La fresque Primer vuelo sobre Logroño dans la rue Nord de la ville remémore l’avion qui a survolé la capitale de La Rioja en 1910, piloté par le Français Jean Mauvais. C’était une époque héroïque, de pionniers, durant laquelle un appareil remontant au-dessus des nuages était un véritable spectacle. En contemplant la peinture, c’est une phrase d’un autre pilote célèbre français, Antoine de Saint-Exupéry, qui nous vient à l’esprit : « Droit devant soi, on ne peut pas aller bien loin ». Les nombreux pèlerins et randonneurs qui viennent ici à pied semblent être d’accord avec lui, évitant le confort des déplacements motorisés et se reconnaissant dans une autre des belles peintures murales de la ville, celle qui se trouve sur le mur de l’ancienne maison de l’Inquisition montre un homme âgé couvert par les symboles du chemin de Santiago tatoués sur son torse. Cette route-ci est la route la plus célèbre des nombreuses qui s’y trouvent et qui entourent la ville et, en 2021, elle revêt une importance particulière puisqu’il s’agit d’une année jacquaire. Le soir du 31 décembre, la Porte Sainte de la cathédrale de Saint-Jacques-de-Compostelle s’est ouverte, conformément à la tradition, et la décision du Pape François de prolonger la célébration jusqu’à l’an 2022 s’est fait connaître, anticipant les éventuelles complications qui pourraient découler de la pandémie.

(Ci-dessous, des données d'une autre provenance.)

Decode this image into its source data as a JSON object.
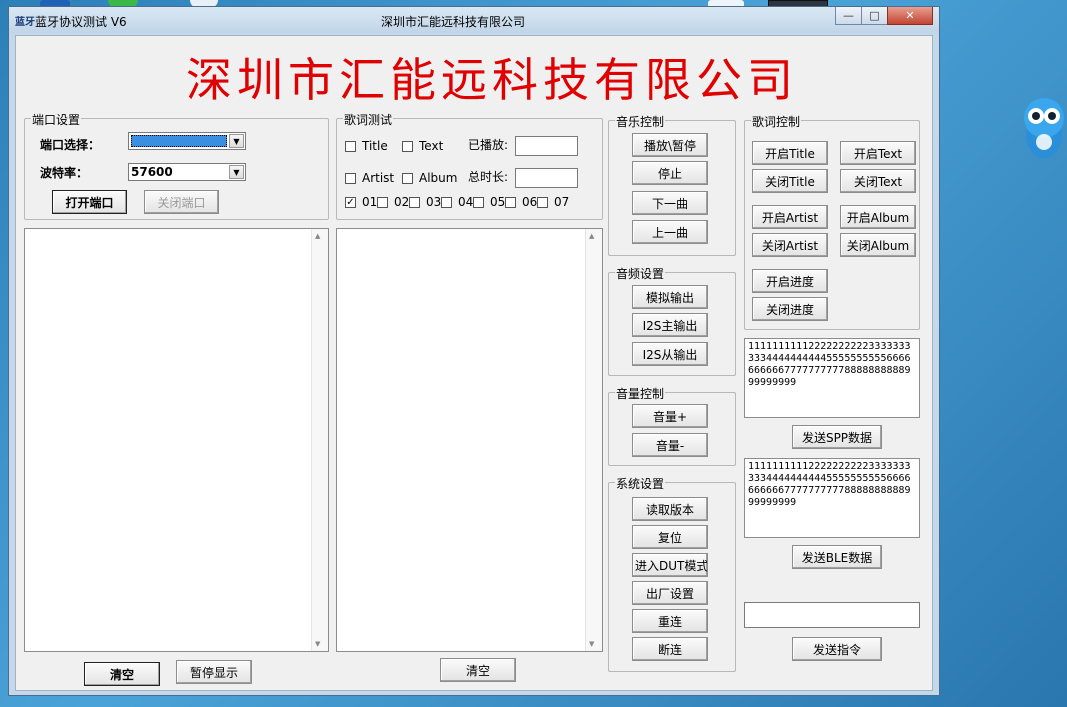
{
  "window": {
    "app_icon": "蓝牙",
    "title": "蓝牙协议测试 V6",
    "center_title": "深圳市汇能远科技有限公司",
    "buttons": {
      "minimize": "—",
      "maximize": "□",
      "close": "✕"
    }
  },
  "banner": "深圳市汇能远科技有限公司",
  "port_settings": {
    "legend": "端口设置",
    "port_label": "端口选择：",
    "baud_label": "波特率：",
    "baud_value": "57600",
    "open_button": "打开端口",
    "close_button": "关闭端口"
  },
  "lyrics_test": {
    "legend": "歌词测试",
    "checks": [
      {
        "label": "Title",
        "checked": false
      },
      {
        "label": "Text",
        "checked": false
      },
      {
        "label": "Artist",
        "checked": false
      },
      {
        "label": "Album",
        "checked": false
      }
    ],
    "played_label": "已播放:",
    "total_label": "总时长:",
    "numbers": [
      {
        "label": "01",
        "checked": true
      },
      {
        "label": "02",
        "checked": false
      },
      {
        "label": "03",
        "checked": false
      },
      {
        "label": "04",
        "checked": false
      },
      {
        "label": "05",
        "checked": false
      },
      {
        "label": "06",
        "checked": false
      },
      {
        "label": "07",
        "checked": false
      }
    ]
  },
  "bottom_left": {
    "clear": "清空",
    "pause": "暂停显示"
  },
  "bottom_mid": {
    "clear": "清空"
  },
  "music_control": {
    "legend": "音乐控制",
    "buttons": [
      "播放\\暂停",
      "停止",
      "下一曲",
      "上一曲"
    ]
  },
  "audio_settings": {
    "legend": "音频设置",
    "buttons": [
      "模拟输出",
      "I2S主输出",
      "I2S从输出"
    ]
  },
  "volume_control": {
    "legend": "音量控制",
    "buttons": [
      "音量+",
      "音量-"
    ]
  },
  "system_settings": {
    "legend": "系统设置",
    "buttons": [
      "读取版本",
      "复位",
      "进入DUT模式",
      "出厂设置",
      "重连",
      "断连"
    ]
  },
  "lyrics_control": {
    "legend": "歌词控制",
    "buttons": [
      "开启Title",
      "开启Text",
      "关闭Title",
      "关闭Text",
      "开启Artist",
      "开启Album",
      "关闭Artist",
      "关闭Album",
      "开启进度",
      "关闭进度"
    ]
  },
  "spp": {
    "text": "11111111112222222222333333333344444444445555555555666666666677777777778888888888999999999",
    "button": "发送SPP数据"
  },
  "ble": {
    "text": "11111111112222222222333333333344444444445555555555666666666677777777778888888888999999999",
    "button": "发送BLE数据"
  },
  "command": {
    "value": "",
    "button": "发送指令"
  },
  "colors": {
    "banner": "#e00000",
    "selection": "#3b8fe0",
    "titlebar": "#c5d8ea"
  }
}
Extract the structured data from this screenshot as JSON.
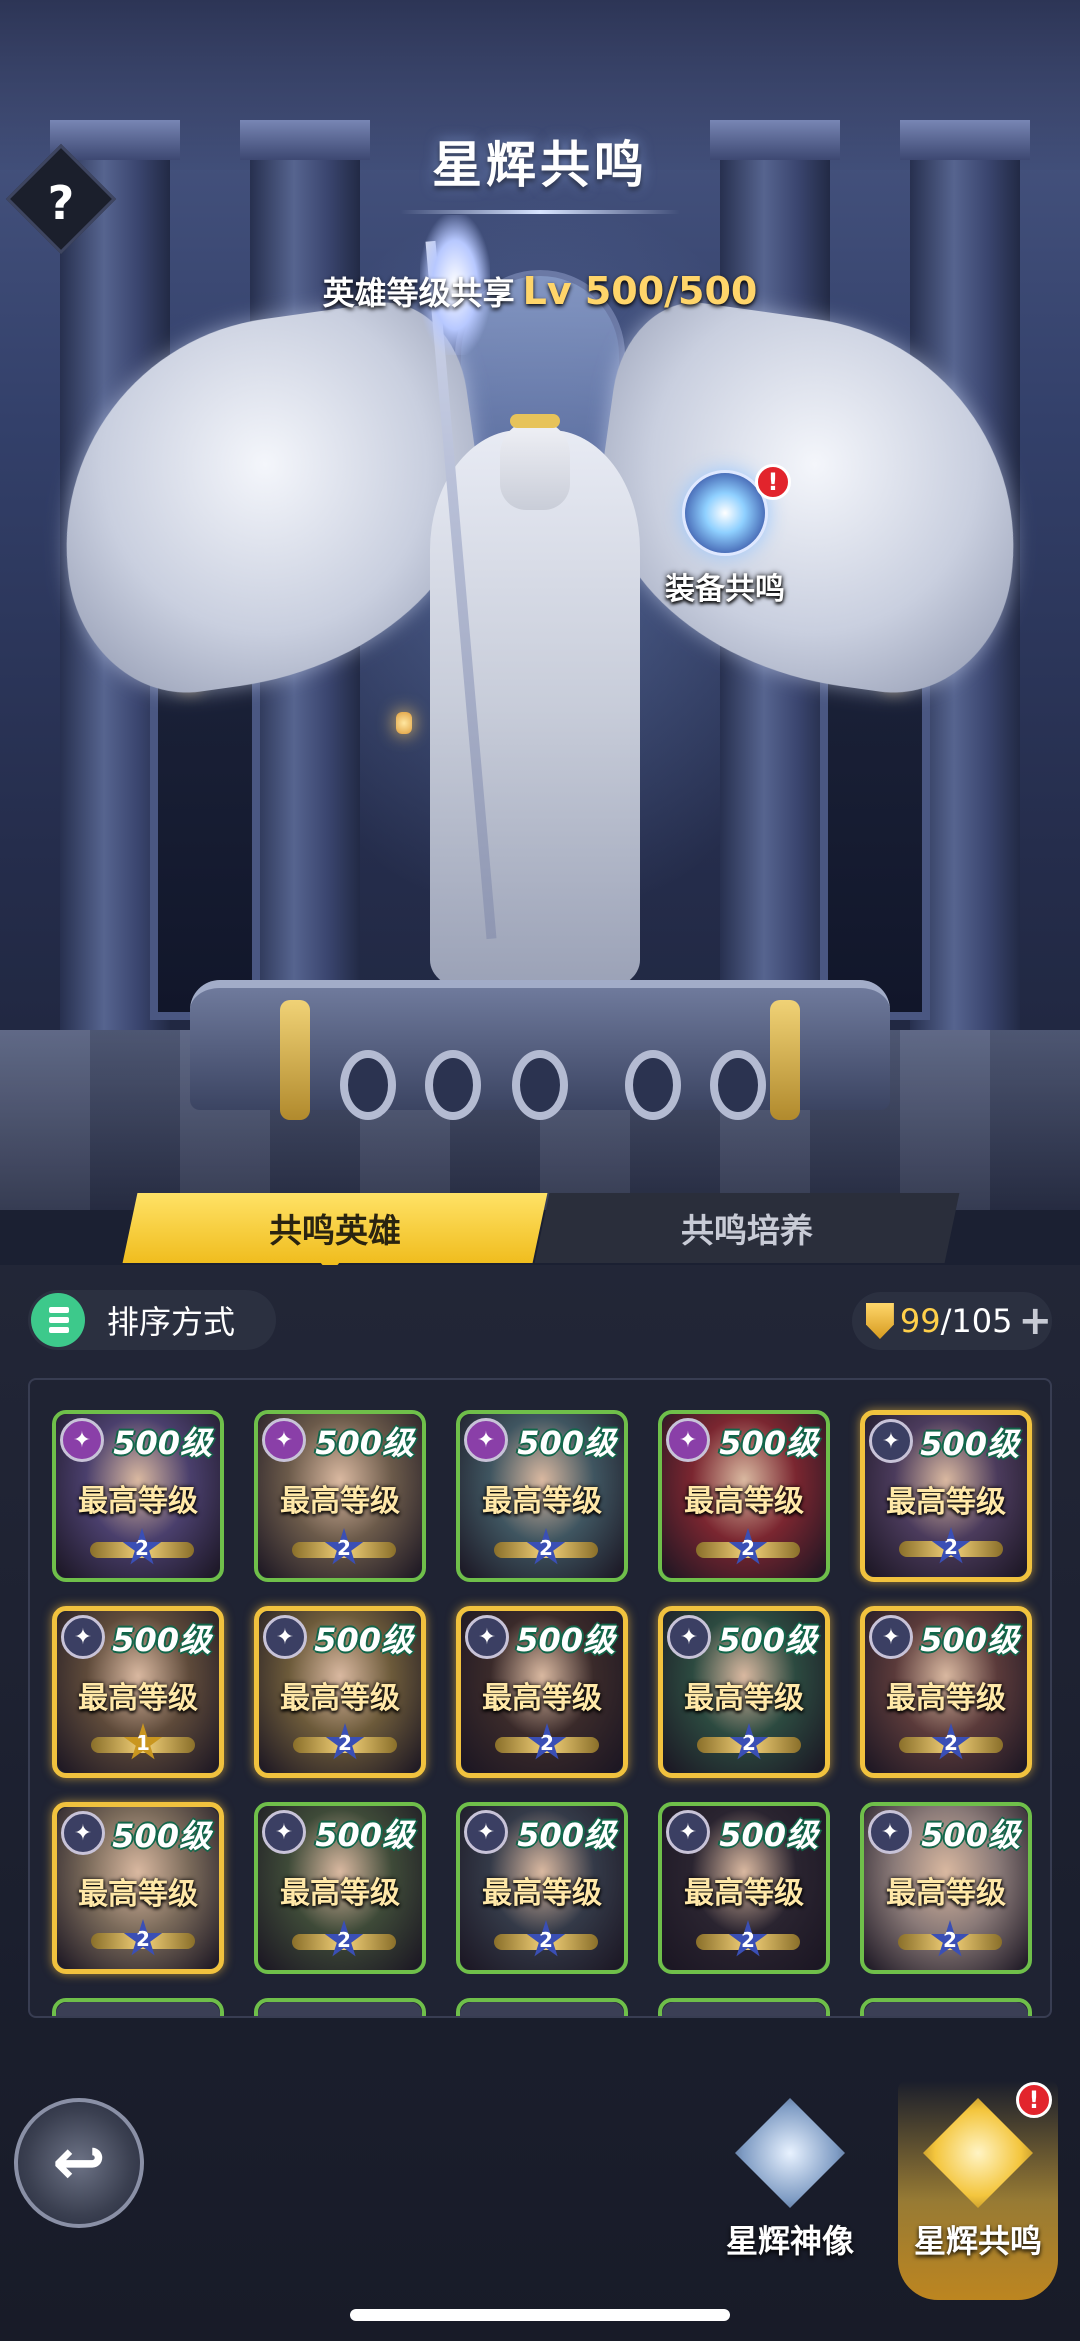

 Mais il est bien connu qu’il y a beaucoup de chemins menant à Santiago. Le chemin français est probablement le plus connu et celui qui compte le plus de services. Il commence dans le pays voisin et, après avoir traversé les Pyrénées, il se poursuit vers de La Rioja dans une de ses déviations pour continuer dans le nord de la péninsule vers la Galice. Il se divise en 33 étapes, mais certains considèrent qu’elles sont encore trop peu nombreuses et préfèrent commencer au Chemin de l’Èbre, dont le point de départ est l’embouchure de ce fleuve, pour remonter le long de la rive jusqu’à tomber sur le chemin français ni plus ni moins qu’à Logroño. Le chemin de l’Èbre est entouré d’un beau paysage naturel mais on y trouve également plusieurs vestiges romains, car dans l’Antiquité il était possible de naviguer sur le fleuve depuis Tortosa jusqu’à la capitale de la Rioja. Qui aurait imaginé que Logroño aurait quasiment pu se revendiquer comme port de mer ! La dernière étape de ce parcours commence à Alcanadre, déjà sur les terres de La Rioja ou des Vascons – comme l’ont écrit Strabon, Tite-Live et Ptolémée dans leurs textes – et se rapproche de la ville au milieu des vignes, mais aussi en franchissant des obstacles qui demandent au moins huit heures de marche à un bon rythme pour affronter les 32 km de la journée. Bien sûr qu’à la fin on espère la récompense de contempler la cathédrale de Santa María de la Redonda et de se réconforter avec un bon verre de vin.

Le chemin de l’Èbre cache encore d’autres surprises, à savoir qu’il coïncide en partie, dans ses dernières étapes, avec un autre itinéraire de recherche spirituelle et de nature. Nous parlons du chemin ignatien, qui reconstitue entre Azpeitia, dans le Guipuscoa, et Manresa, en Catalogne, la route suivie par saint Ignace de Loyola après son illumination. Fondateur de la Compagnie de Jésus, mais aussi de refuges pour érudits juifs, mahométans et femmes démunies, sa figure apparaît des plus inspirantes et contemporaines. À ce sujet, et sur le reste des chemins, nous pouvons obtenir des informations détaillées au Pont de pierre de Logroño, où une association d’amis des pèlerins s’occupe de tous ceux qui le demandent. Ainsi, il est révélé que les marques orange que nous verrons ici et là et qui pointent vers le sud-est correspondent au chemin ignatien, les poteaux au chemin de l’Èbre et les flèches sur le sol avec l’indication de la coquille du pèlerin, pointent dans la direction opposée à celles des ignatiens, vers le chemin français De multiples options et un seul but, se découvrir et découvrir, même s’il faut reconnaître qu’il y a un risque. En effet, les chants des sirènes de Logroño sont si nombreux qu’il est possible que l’on ait envie de rester.